The Lassen operation was intended to show that the United States does not agree that China can prevent U.S. ships from entering a 12-nautical-mile zone that Beijing is claiming around the artificial islands.

The Pentagon apparently chose Subi Reef, which is known as a low-tide elevation, with great care, said Andrew S. Erickson, associate professor at the China Maritime Studies Institute at the U.S. Naval War College in Rhode Island.

Under the U.N. Convention on the Law of the Sea, a low-tide elevation — one naturally submerged at high tide — is not entitled to a 12-nautical-mile territorial limit, Erickson said. Beyond a 500-meter safety zone, foreign ships and aircraft are free to operate without consultation or permission, he said.

At the Foreign Ministry on Tuesday, Lu, the spokesman, said that China had sovereignty over the Spratly chain and hence claimed the 12-nautical-mile zone.

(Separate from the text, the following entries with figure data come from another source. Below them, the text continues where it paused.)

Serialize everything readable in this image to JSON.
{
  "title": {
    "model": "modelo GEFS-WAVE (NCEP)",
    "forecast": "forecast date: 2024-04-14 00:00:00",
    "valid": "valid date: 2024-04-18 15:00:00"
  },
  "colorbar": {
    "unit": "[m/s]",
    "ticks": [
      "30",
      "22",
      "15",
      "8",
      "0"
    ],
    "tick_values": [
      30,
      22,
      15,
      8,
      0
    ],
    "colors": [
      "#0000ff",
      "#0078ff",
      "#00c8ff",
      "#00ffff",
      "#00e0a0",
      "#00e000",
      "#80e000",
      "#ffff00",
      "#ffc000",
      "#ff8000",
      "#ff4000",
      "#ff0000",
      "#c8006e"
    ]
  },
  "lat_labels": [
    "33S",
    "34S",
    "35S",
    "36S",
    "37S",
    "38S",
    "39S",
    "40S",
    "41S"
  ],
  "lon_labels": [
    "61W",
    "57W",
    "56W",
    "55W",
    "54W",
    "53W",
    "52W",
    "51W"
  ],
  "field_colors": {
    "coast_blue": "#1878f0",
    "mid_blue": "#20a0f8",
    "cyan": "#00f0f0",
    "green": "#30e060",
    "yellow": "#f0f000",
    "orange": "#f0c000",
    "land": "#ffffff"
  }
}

"China has indisputable sovereignty of the Nansha Islands and adjacent waters," Lu said, using China's name for the Spratlys. He said that China was building in the South China Sea for the "public good."

Referring to the United States, Lu said, "If the relevant party keeps stirring things up, it will be necessary for China to speed up its construction activities."

The Lassen's patrol came a week before the head of the U.S. Pacific Command, Adm. Harry B. Harris Jr., is scheduled to hold talks in Beijing with senior Chinese military officials. Harris, who has criticized China for moving "walls of sand" to create the artificial islands, has been an outspoken proponent of freedom-of-navigation patrols and has warned that the United States will conduct such forays whenever it sees fit.